Je vous assure, je vous promets même, que si ces élèves sont meilleurs en orthographe et grammaire qu’en 1987 tout en ayant acquis les compétences des programmes 2008, j’appliquerai cette méthode sans hésiter et dés le lendemain de la publication des résultats de l'expérience, même si je sais que chaque classe est différente et que ce qui marche une fois ne va peut-être pas remarcher avec d’autres enfants.
Savoir que c’est possible et que quelqu’un y est arrivé serait plus rassurant que le sentiment actuel assez généralisé de devoir atteindre le Mont Blanc en solitaire et sans équipement.

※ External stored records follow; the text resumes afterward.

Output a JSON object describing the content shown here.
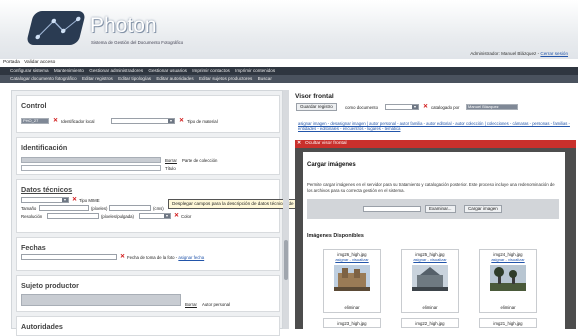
{
  "header": {
    "brand": "Photon",
    "subtitle": "Sistema de Gestión del Documento Fotográfico",
    "admin_prefix": "Administrador: Manuel Blázquez - ",
    "logout": "Cerrar sesión"
  },
  "topnav": {
    "item1": "Portada",
    "item2": "Validar acceso"
  },
  "menu1": [
    "Configurar sistema",
    "Mantenimiento",
    "Gestionar administradores",
    "Gestionar usuarios",
    "Imprimir contactos",
    "Imprimir contenidos"
  ],
  "menu2": [
    "Catalogar documento fotográfico",
    "Editar registros",
    "Editar tipologías",
    "Editar autoridades",
    "Editar sujetos productores",
    "Buscar"
  ],
  "control": {
    "title": "Control",
    "code_value": "PHO_27",
    "local_id_label": "Identificador local",
    "material_label": "Tipo de material"
  },
  "identificacion": {
    "title": "Identificación",
    "borrar": "Borrar",
    "parte_label": "Parte de colección",
    "titulo_label": "Título"
  },
  "datos": {
    "title": "Datos técnicos",
    "mime_label": "Tipo MIME",
    "tamano_label": "Tamaño",
    "pixeles_label": "(píxeles)",
    "cms_label": "(cms)",
    "resolucion_label": "Resolución",
    "ppp_label": "(píxeles/pulgada)",
    "color_label": "Color"
  },
  "tooltip": "Desplegar campos para la descripción de datos técnicos de la fotografía.",
  "fechas": {
    "title": "Fechas",
    "fecha_label": "Fecha de toma de la foto - ",
    "asignar_fecha": "asignar fecha"
  },
  "sujeto": {
    "title": "Sujeto productor",
    "borrar": "Borrar",
    "autor_label": "Autor personal"
  },
  "autoridades": {
    "title": "Autoridades"
  },
  "visor": {
    "title": "Visor frontal",
    "guardar": "Guardar registro",
    "como": "como documento",
    "catalogado": "catalogado por",
    "catalogador": "Manuel Blázquez",
    "links": "asignar imagen - desasignar imagen | autor personal - autor familia - autor editorial - autor colección | colecciones - cámaras - personas - familias - entidades - editoriales - encuentros - lugares - temática",
    "ocultar": "Ocultar visor frontal"
  },
  "cargar": {
    "title": "Cargar imágenes",
    "desc": "Permite cargar imágenes en el servidor para su tratamiento y catalogación posterior. Este proceso incluye una redenominación de los archivos para su correcta gestión en el sistema.",
    "examinar": "Examinar...",
    "cargar_btn": "Cargar imagen",
    "disponibles": "Imágenes Disponibles"
  },
  "images": [
    {
      "name": "img26_high.jpg",
      "links": "asignar - visualizar",
      "del": "eliminar"
    },
    {
      "name": "img25_high.jpg",
      "links": "asignar - visualizar",
      "del": "eliminar"
    },
    {
      "name": "img24_high.jpg",
      "links": "asignar - visualizar",
      "del": "eliminar"
    }
  ],
  "images_row2": [
    "img23_high.jpg",
    "img22_high.jpg",
    "img21_high.jpg"
  ]
}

Mais hélas qui pourrait avoir le courage d’une telle entreprise, bien plus risquée qu’un audit sur de pauvres CM2 ?
Combien le rôle d’un patron doit être confortable à donner des objectifs très ambitieux, à se couvrir d’une liberté pédagogique très pratique pour s’exonérer de mettre à disposition de vrais outils de travail...! (que l’on ne s’y trompe pas, il n’est pas question de rémunération ici mais bien d’outil de travail que tout patron est censé fournir à ses salariés).
Alors OUI, je le répète, le niveau en français des CM2 baisse et baissera encore, mais que l’on ne se trompe pas de responsables.
Et ne présentons pas aujourd’hui comme un échec ou un dysfonctionnement de l’école ce qui n'est que le résultat de l'application de mesures clairement imposées.
En tant qu’ancien auditeur, je suis sûre d’une chose : un audit n’est pas fait pour amener des solutions, il est toujours fait pour servir l’objectif de son commanditaire lequel l’utilisera comme argument à une action future.

Voilà pourquoi les audits sont plus fréquents que les expériences qui amèneraient de vraies réponses et de vraies solutions....

Voilà pourquoi et pour finir, Messieurs les chercheurs et les commanditaires de recherches, n’ayant plus d’illusions sur votre volonté à améliorer les connaissances de nos élèves, je ne vous demanderai que ceci :
* Donnez-nous des élèves comme ceux de 1987 avec des parents comme ceux de 1987
* Rendez-nous ces 2 heures avec nos élèves que vous nous avez honteusement volées (je voudrais même avoir 4 h de plus avec eux par semaine, moins de vacances en été pour prendre le temps d’approfondir et ne pas passer mon temps à les bousculer pour se dépêcher)
* Donnez-nous des programmes de 1987
* Et nous pourrons avoir les résultats en orthographe de 1987….

Un dernier constat :
Une fois le travail en équipe réduit du fait de l'aide personnalisée qui prend sa place dans le planning, la relation avec les parents dégradée à coup de manipulation médiatique, la relation avec les supérieurs gâchée par la pression ambiante, de toutes les satisfactions inhérentes à ce métier, il n'en reste qu'une : la relation avec les élèves et le bonheur de les voir entrer dans les apprentissages.
Un bien fragile équilibre à trouver pour tous ces enseignants méritants dont les motivations et le moral sont vraiment mis à mal.
Béatrice R.
Une enseignante plutôt nouvelle dans le métier qui préfèrerait voir notre patron s'affairer à mettre en place des outils efficaces pour nous aider à remplir un objectif commun (à savoir la réussite de tous) plutôt que de passer son temps à mener des enquêtes pour chercher des preuves de notre incompétence, nous enfoncer et manipuler l'opinion publique contre nous.
PS : que l'on ne s'y trompe pas j'adore ce métier.